Primitive Technology
Without ever speaking a word, the mysterious man wearing only blue shorts is recreating civilization one prehistorical invention at a time. Watch as he makes fire from sticks, a house from mud and fire, and his clothes from plants. He is now trying to make iron from rocks.

Veritasium
This is perhaps the most scientific of the explainers, with interviews and explanations by working scientists, in addition to the host. In addition to explaining interesting discoveries, there is a lot of explaining about science itself.

Smarter Every Day

On this very popular channel, host Destin goes deep into a science puzzle or new discovery, and explains it with creativity and intelligence. He’ll try to make a physical demo to prove his points, which is very compelling. His demos are often clickbait — like shooting a gun underwater, or trying to undo a tattoo — but the clicks are well-deserved.

Practical Engineering
We are surrounded by sophisticated technology in our roads, bridges, towers, tunnels — our infrastructure. This channel examines and explains with clever physical demonstrations how things work.

NICHERS

Clickspring
Watch as a human makes a clock by hand, crafting tiny gears and screws with hand tools, the way it was done centuries ago.

Locklab
Group effort in lock picking. Various members share their video tips on picking locks; the harder, weirder, rarer, the better. Viewers send in “challenge locks” to see if they can stymie the pros.

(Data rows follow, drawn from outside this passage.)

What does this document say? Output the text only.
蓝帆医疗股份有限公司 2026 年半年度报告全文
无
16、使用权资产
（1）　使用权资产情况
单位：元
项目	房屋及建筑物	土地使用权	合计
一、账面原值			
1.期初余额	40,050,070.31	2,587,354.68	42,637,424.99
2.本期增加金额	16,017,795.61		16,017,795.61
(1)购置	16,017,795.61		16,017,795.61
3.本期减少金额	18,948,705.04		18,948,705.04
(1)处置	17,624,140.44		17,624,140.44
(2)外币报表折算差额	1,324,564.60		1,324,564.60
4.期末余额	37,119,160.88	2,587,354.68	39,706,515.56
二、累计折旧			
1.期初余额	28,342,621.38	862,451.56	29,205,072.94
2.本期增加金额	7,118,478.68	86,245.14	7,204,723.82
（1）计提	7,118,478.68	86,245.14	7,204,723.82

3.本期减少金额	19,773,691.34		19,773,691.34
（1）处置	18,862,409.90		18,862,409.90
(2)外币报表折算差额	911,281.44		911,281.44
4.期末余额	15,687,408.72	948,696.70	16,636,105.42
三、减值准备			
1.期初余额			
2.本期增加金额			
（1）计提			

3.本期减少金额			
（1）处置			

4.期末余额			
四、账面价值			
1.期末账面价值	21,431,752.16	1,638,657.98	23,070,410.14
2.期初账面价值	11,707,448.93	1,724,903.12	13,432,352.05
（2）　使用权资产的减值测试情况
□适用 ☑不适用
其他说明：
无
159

Hamster Miniature Studio 2
Japanese guy who makes exact dollhouse scale miniatures. Not just furniture, but food, package goods, electric appliances, and sundry extras like Amazon boxes!

Kaplamino
All kinds of chain reactions, from mega domino runs to mega marble machines.

Steve1989
Have you ever wondered what an old army ration meal tasted like? No? Then this channel is not for you. Steve collects MRE (Meals Ready to Eat) — often, but not always, military meals, both today’s and yesterday’s from institutions around the world — unboxes them, gives you all the minute details of where the food and ingredients come from, and then eats it. Then he rates them.